Quel collégien ou lycéen n’a pas entendu parler de Lili Keller-Rosenberg (épouse Leignel) ? À la rencontre des jeunes, mercredi dernier elle était à Meyzieu, jeudi à Cluny, vendredi à Montchanin. Et quand il n’y a pas la Covid, c’est à environ 22 000 élèves par an qu’elle raconte dans les moindres détails son histoire de rescapée de la Shoah. Difficile de faire mieux.
Avant de s’emparer du micro, elle a un peu le trac. Mais pas pour longtemps. Elle a mis une touche de rouge à lèvres, du rouge pétant. Car Lili, après avoir été enfermée dans un wagon à bestiaux, après avoir vécu dans la saleté des camps, dans la vermine de Ravensbrück puis de Bergen-Belsen, le dit aux jeunes : c’est important de prendre soin de soi.
Debout. Elle témoigne debout pendant plus d’une heure. Quand elle demande aux élèves quel âge ils lui donnent, tout le monde applaudit. Car oui, à presque quatre-dix ans, parcourir la France du Nord au Sud pour raconter la déportation des enfants juifs, chapeau bas Madame. Mais, après avoir connu les appels au milieu de la nuit, des appels où il fallait patienter dans le froid glacial des hivers de 1943 et 1944, la fatigue pendant une conférence, Lili n’en fait pas une montagne.
Des histoires de déportation, les camps, la Shoah, bien entendu chaque jeune en a entendu parler. Mais là, ça sonne vrai. Pragmatique, directe, Lili ne s’embarrasse pas de faux-semblants.
Déportés parce que nés Juifs
Déportée de Roubaix à onze ans avec ses deux frères et ses parents parce que nés Juifs, Lili raconte.
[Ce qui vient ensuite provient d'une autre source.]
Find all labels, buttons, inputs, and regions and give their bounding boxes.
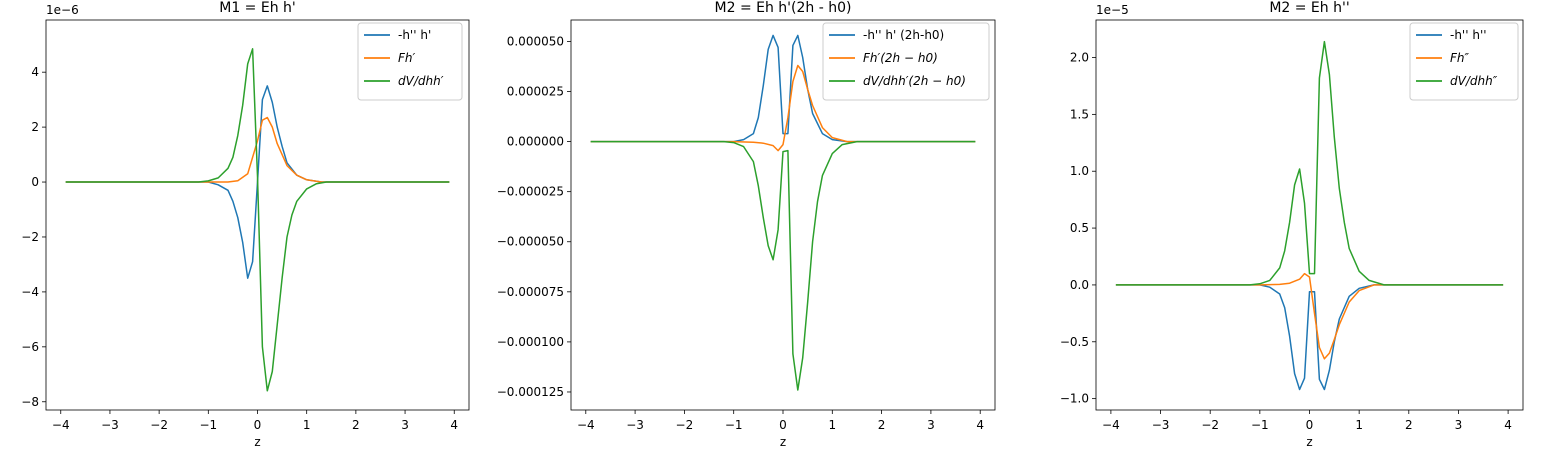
axes-frame — [1095, 19, 1524, 411]
y-tick-label: 0.000050 — [507, 34, 564, 48]
series-line-2 — [1115, 272, 1504, 360]
axis-offset-label: 1e−5 — [1096, 3, 1129, 17]
legend: -h'' h' Fh′ dV/dhh′ — [357, 22, 463, 101]
legend: -h'' h' (2h-h0) Fh′(2h − h0) dV/dhh′(2h − … — [822, 22, 990, 101]
x-axis-label: z — [1306, 435, 1312, 449]
x-tick-label: 0 — [1306, 418, 1314, 432]
x-tick-label: −3 — [101, 418, 119, 432]
legend-label: Fh′ — [398, 51, 416, 65]
x-tick-label: −2 — [150, 418, 168, 432]
y-tick-label: −0.5 — [1060, 335, 1089, 349]
series-line-3 — [65, 48, 450, 392]
series-line-2 — [65, 116, 450, 183]
x-tick-label: −2 — [676, 418, 694, 432]
y-tick-label: −0.000075 — [497, 285, 564, 299]
y-tick-label: 0.000025 — [507, 85, 564, 99]
y-tick-label: 2 — [31, 120, 39, 134]
y-tick-label: −8 — [21, 395, 39, 409]
y-tick-label: −0.000025 — [497, 185, 564, 199]
y-tick-label: 0.000000 — [507, 135, 564, 149]
y-tick-label: 0.5 — [1070, 221, 1089, 235]
legend: -h'' h'' Fh″ dV/dhh″ — [1409, 22, 1519, 101]
legend-box — [822, 22, 990, 101]
y-tick-label: −2 — [21, 230, 39, 244]
series-line-3 — [1115, 40, 1504, 286]
legend-label: dV/dhh′ — [398, 74, 444, 88]
x-tick-label: 3 — [401, 418, 409, 432]
y-tick-label: 1.5 — [1070, 107, 1089, 121]
x-tick-label: 1 — [828, 418, 836, 432]
axes-frame — [45, 19, 470, 411]
x-tick-label: −4 — [1102, 418, 1120, 432]
series-line-1 — [1115, 284, 1504, 391]
x-tick-label: 2 — [878, 418, 886, 432]
subplot-1: M1 = Eh h' 1e−6 −4 −3 −2 −1 0 1 2 3 4 4 2 0 −2 −4 −6 −8 z -… — [21, 0, 470, 449]
y-tick-label: 1.0 — [1070, 164, 1089, 178]
x-tick-label: 3 — [1455, 418, 1463, 432]
y-tick-label: −1.0 — [1060, 392, 1089, 406]
legend-label: -h'' h'' — [1450, 28, 1487, 42]
chart-title: M1 = Eh h' — [219, 0, 296, 16]
x-tick-label: 2 — [1405, 418, 1413, 432]
subplot-2: M2 = Eh h'(2h - h0) −4 −3 −2 −1 0 1 2 3 4 0.000050… — [497, 0, 996, 449]
x-axis-label: z — [780, 435, 786, 449]
y-tick-label: −0.000100 — [497, 335, 564, 349]
y-tick-label: 0 — [31, 175, 39, 189]
y-tick-label: 2.0 — [1070, 51, 1089, 65]
x-tick-label: 4 — [1504, 418, 1512, 432]
x-tick-label: −3 — [1152, 418, 1170, 432]
x-tick-label: 1 — [1355, 418, 1363, 432]
legend-label: Fh″ — [1450, 51, 1470, 65]
x-tick-label: −2 — [1201, 418, 1219, 432]
axis-offset-label: 1e−6 — [46, 3, 79, 17]
x-tick-label: −1 — [1251, 418, 1269, 432]
x-tick-label: −4 — [577, 418, 595, 432]
x-tick-label: 4 — [450, 418, 458, 432]
x-tick-label: 2 — [352, 418, 360, 432]
chart-title: M2 = Eh h'(2h - h0) — [715, 0, 852, 16]
legend-label: dV/dhh″ — [1450, 74, 1498, 88]
x-axis-label: z — [254, 435, 260, 449]
y-tick-label: −0.000125 — [497, 385, 564, 399]
y-tick-label: −6 — [21, 340, 39, 354]
x-tick-label: 1 — [303, 418, 311, 432]
x-tick-label: 0 — [254, 418, 262, 432]
chart-title: M2 = Eh h'' — [1269, 0, 1349, 16]
legend-label: -h'' h' — [398, 28, 431, 42]
subplot-3: M2 = Eh h'' 1e−5 −4 −3 −2 −1 0 1 2 3 4 2.0 1.5 1.0 0.5… — [1060, 0, 1524, 449]
x-tick-label: −3 — [626, 418, 644, 432]
legend-label: Fh′(2h − h0) — [863, 51, 938, 65]
x-tick-label: 4 — [976, 418, 984, 432]
legend-label: -h'' h' (2h-h0) — [863, 28, 944, 42]
axes-frame — [570, 19, 996, 411]
x-tick-label: −1 — [199, 418, 217, 432]
x-tick-label: 3 — [927, 418, 935, 432]
x-tick-label: 0 — [779, 418, 787, 432]
y-tick-label: −0.000050 — [497, 235, 564, 249]
x-tick-label: −1 — [725, 418, 743, 432]
y-tick-label: −4 — [21, 285, 39, 299]
y-tick-label: 0.0 — [1070, 278, 1089, 292]
legend-label: dV/dhh′(2h − h0) — [863, 74, 966, 88]
y-tick-label: 4 — [31, 65, 39, 79]
x-tick-label: −4 — [52, 418, 70, 432]
series-line-3 — [590, 140, 976, 391]
series-line-2 — [590, 64, 976, 152]
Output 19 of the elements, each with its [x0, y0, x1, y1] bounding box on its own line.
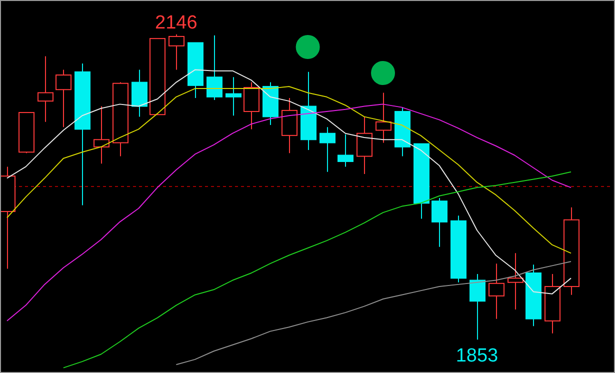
candlestick: [74, 63, 90, 206]
candlestick: [94, 106, 110, 164]
candlestick: [470, 274, 486, 340]
candlestick: [226, 76, 242, 116]
candlestick: [300, 71, 316, 151]
annotation: 1853: [456, 346, 498, 367]
candlestick: [376, 92, 392, 144]
candlestick: [282, 97, 298, 154]
candlestick: [544, 274, 560, 334]
candlestick: [320, 126, 336, 172]
candlestick: [356, 116, 372, 174]
candlestick: [488, 263, 504, 320]
candlestick: [508, 252, 524, 310]
candlestick: [564, 206, 580, 296]
annotation: 2146: [155, 12, 198, 34]
candlestick: [132, 69, 148, 118]
candlestick: [38, 56, 54, 122]
candlestick: [0, 166, 16, 270]
candlestick: [450, 215, 466, 283]
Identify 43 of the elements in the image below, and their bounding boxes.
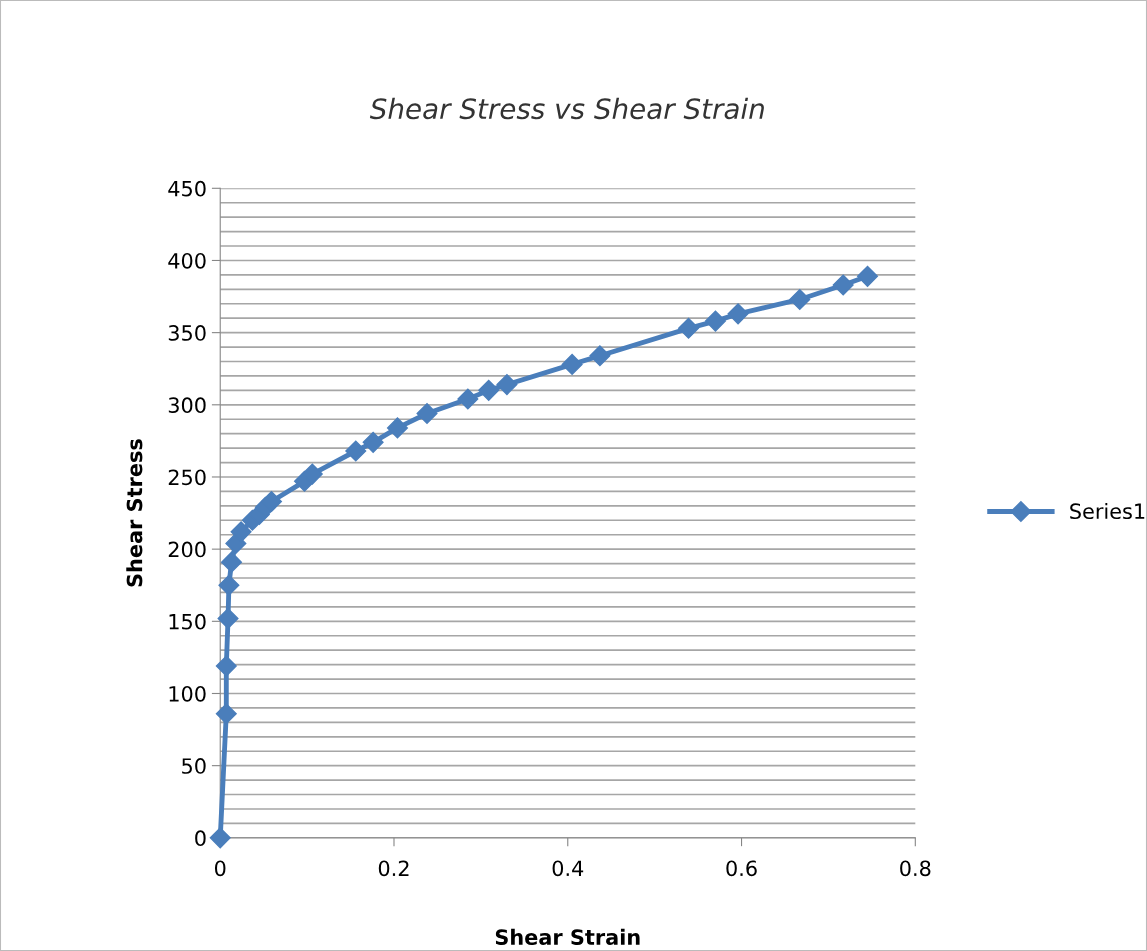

L’arrestation en pleine nuit, le camp de Malines puis de Ravensbrück pour la mère et les enfants tandis que le père part pour Buchenwald d’où il ne reviendra pas.
L’histoire des enfants Keller-Rosenberg tient du miracle car rares sont les fratries qui ont survécu à l’enfer des camps. Les trois enfants -dont le plus jeune n’a que trois ans et demi- sortiront de Bergen-Belsen le 15 avril 1945 grâce, et Lili le souligne inlassablement, à l’amour d’une mère dont le seul objectif a été de les sauver. Atteinte du typhus, celle-ci se battra ensuite pour sa propre survie. Lorsqu’elle passe par l’hôtel Lutetia, elle ne pèse plus que vingt-sept kilos.
Arrive enfin le temps des retrouvailles. Rentrée à Roubaix, la famille Keller-Rosenberg trouve une maison pillée. Grâce à la solidarité des voisins, la vie reprend tout doucement son cours. Lili deviendra secrétaire de direction et son frère André, déporté à trois ans et demi, enseignant.

Lili publiera deux livres : Et nous sommes revenus seuls » et « Je suis encore là ».

Son frère André -docteur en histoire- est l’auteur de l’ouvrage « Les enfants dans la Shoah. La déportation des enfants juifs et tsiganes de France. »
Après avoir décrit l’horreur des camps avec les yeux d’une enfant de onze ans, la douce Lili a quitté élèves et étudiants comme à son habitude : en chantant quelques berceuses dans les langues apprises au camp.
Maintenant, conclut-elle, c’est à vous les « enfants » comme elle les appelle, d’être des passeurs de Mémoire et de lutter contre le racisme et l’antisémitisme. Avec Lili, sans nul doute le message a été entendu.